Mon Jan 20, 2020 11:11 am

767333ER wrote:
CPHGuard wrote:
Would it be possible for Boeing to do a MAX 2.0, where they use the same components as now such as fuselage, landing gear, engines, etc, but add the 787 avionics/FBW?

It would be a huge amount of work, but still probably less than a clean sheet design.

If they do that only for the FAA to decide it’s no longer certifiable as a modified variant of the 737-100 all the grandfathering privileges are gone and they design becomes uncertifiable due to many parts of the design no longer being compliant with regulation and then all that money was wasted.
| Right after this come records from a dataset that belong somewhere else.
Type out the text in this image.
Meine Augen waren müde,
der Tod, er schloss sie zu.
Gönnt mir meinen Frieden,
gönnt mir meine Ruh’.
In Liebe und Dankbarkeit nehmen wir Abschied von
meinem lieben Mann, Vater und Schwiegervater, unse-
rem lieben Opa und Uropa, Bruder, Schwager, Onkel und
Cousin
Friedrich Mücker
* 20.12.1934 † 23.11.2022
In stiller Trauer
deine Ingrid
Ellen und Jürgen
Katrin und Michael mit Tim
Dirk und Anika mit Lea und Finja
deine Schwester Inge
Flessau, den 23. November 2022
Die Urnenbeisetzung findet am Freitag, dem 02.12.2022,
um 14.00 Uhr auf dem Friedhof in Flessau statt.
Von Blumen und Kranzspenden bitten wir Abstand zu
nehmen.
Even if it did pass certification the common type rating would be gone and they would still have to plan for a replacement in 15-20 years time.

The only way this whole disaster could really fixed is if they could go back in time and elect to do the NSA over the MAX. Now they are stuck with this thing.
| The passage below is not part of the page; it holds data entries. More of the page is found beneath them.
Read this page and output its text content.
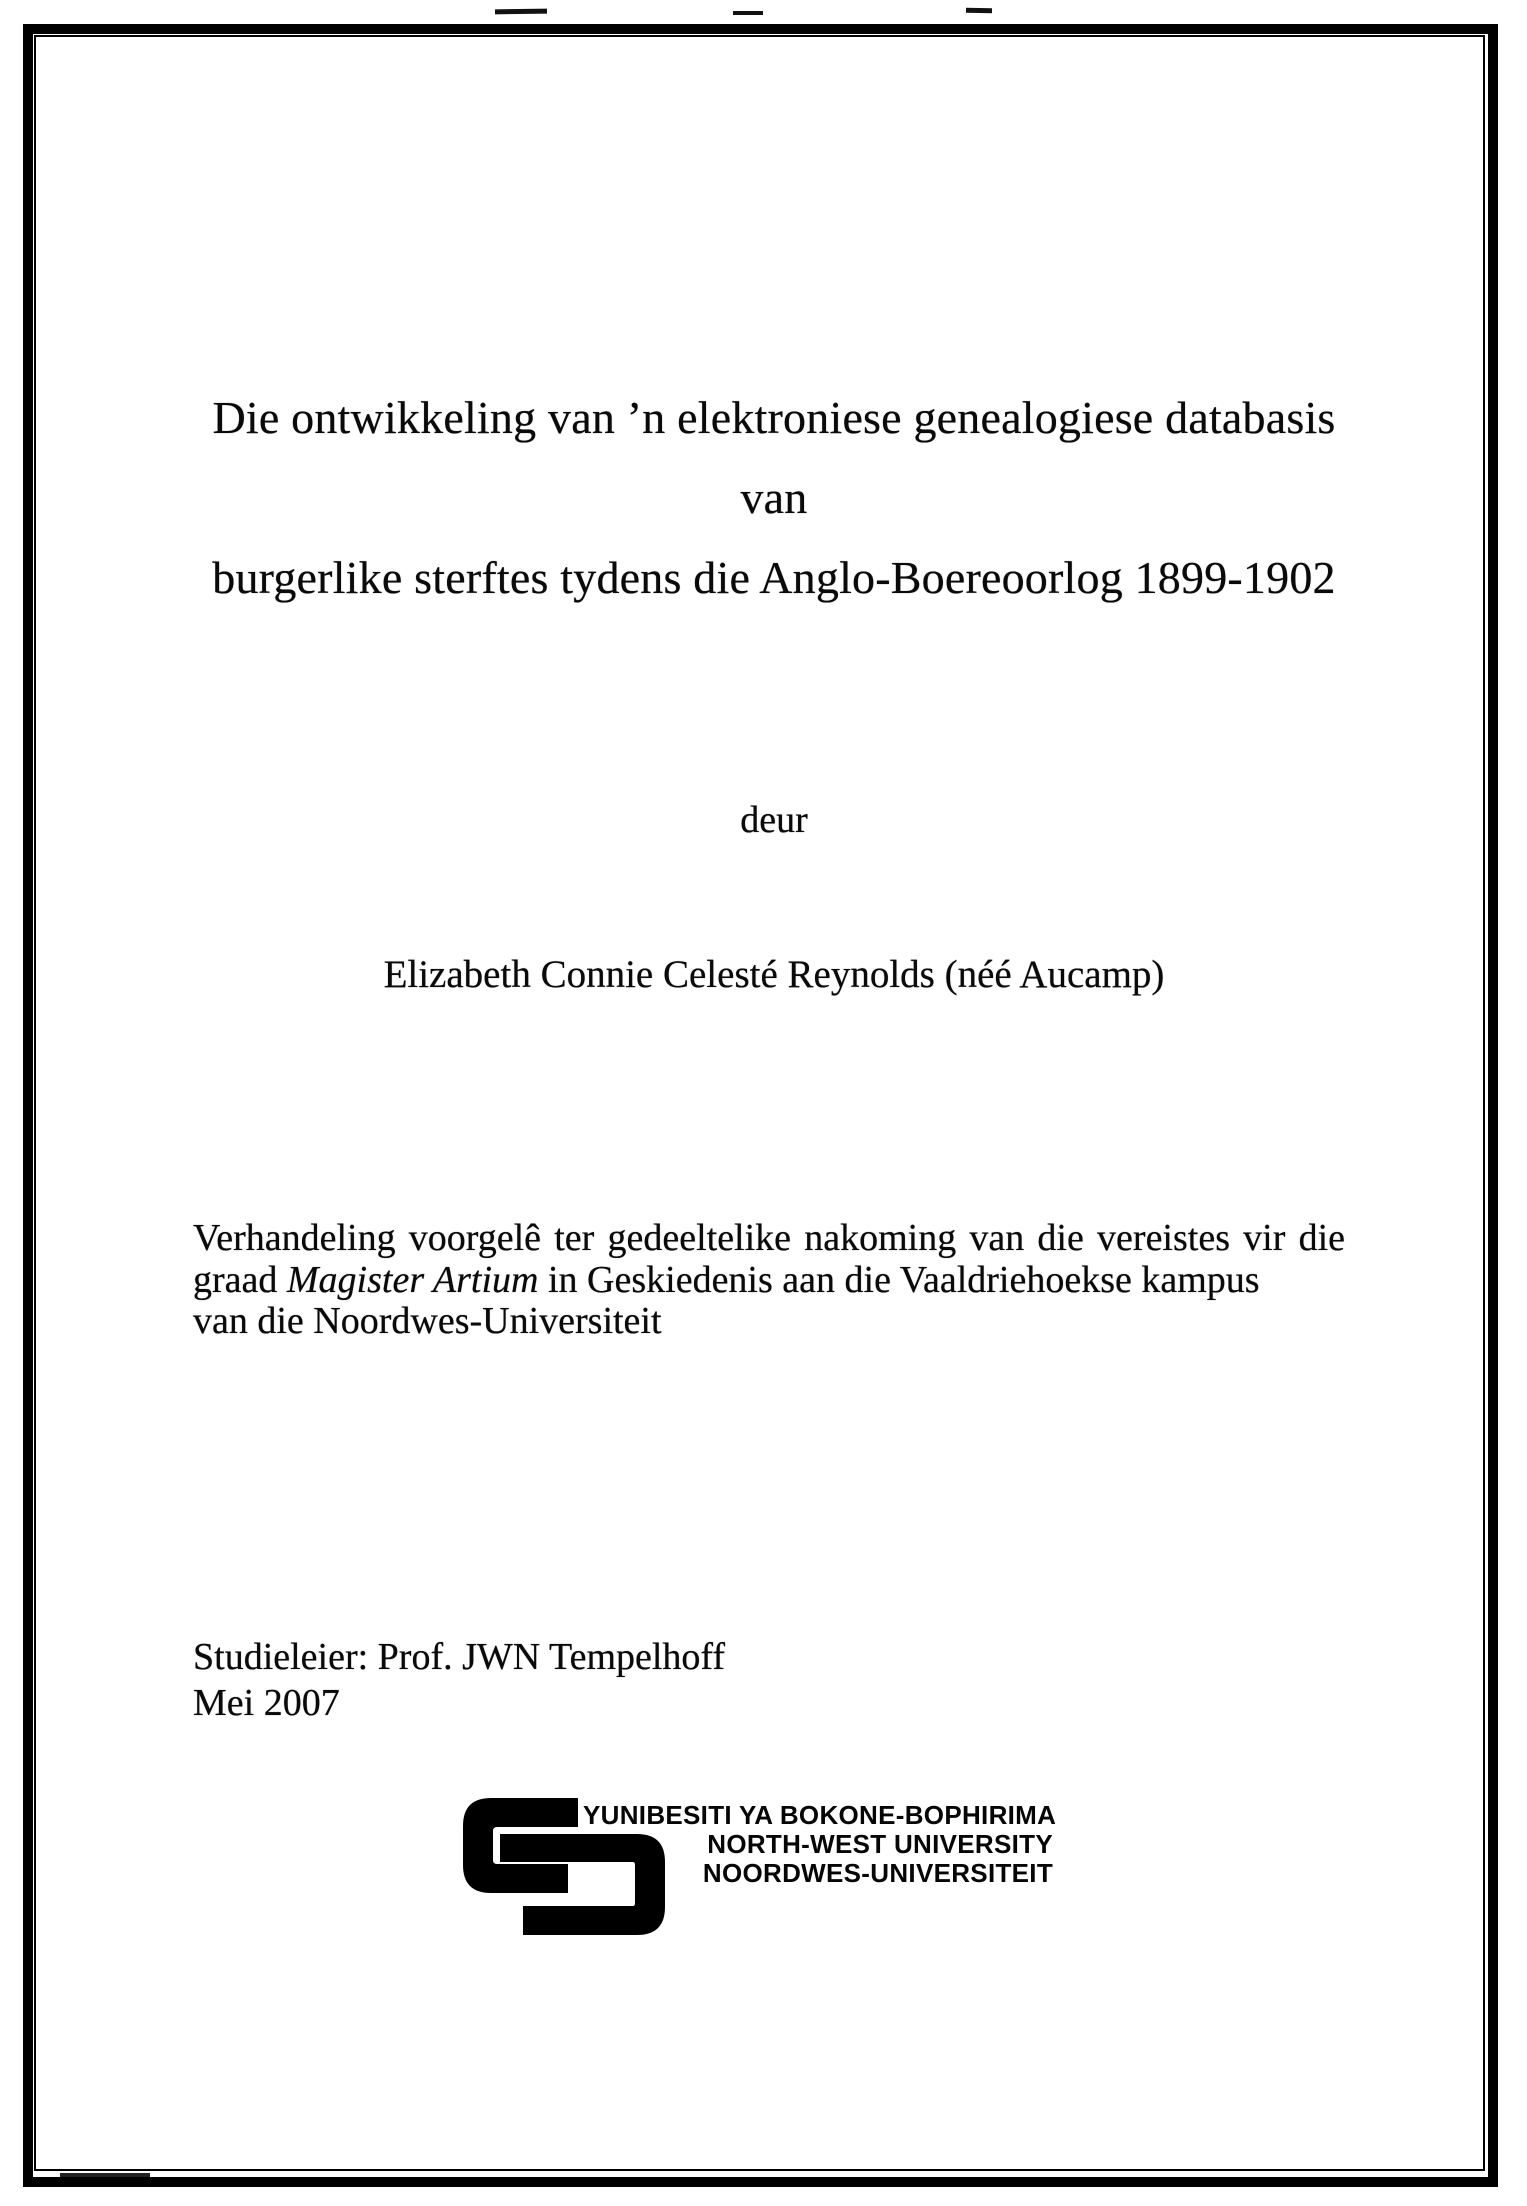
Die ontwikkeling van ’n elektroniese genealogiese databasis van
burgerlike sterftes tydens die Anglo-Boereoorlog 1899-1902
deur
Elizabeth Connie Celesté Reynolds (néé Aucamp)
Verhandeling voorgelê ter gedeeltelike nakoming van die vereistes vir die
graad Magister Artium in Geskiedenis aan die Vaaldriehoekse kampus
van die Noordwes-Universiteit
Studieleier: Prof. JWN Tempelhoff
Mei 2007
YUNIBESITI YA BOKONE-BOPHIRIMA
NORTH-WEST UNIVERSITY
NOORDWES-UNIVERSITEIT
Given that the FAA has certified as big or bigger relative changes on the same TC before, especially on the power-plant side there is no reason to believe the FAA would have automatically said no. Though things will be different now. Of course any changes brought on by an FBW conversion would have necessitated bringing those parts of the aircraft up to current rules or ELS findings. Further, Boeing could have achieved a common type rating with an FBW aircraft, but it would probably no have made sense to take the penalties of making a fully irreversible aircraft fly like an aircraft with reversible flight controls plus all the added weight of the required extra redundancy.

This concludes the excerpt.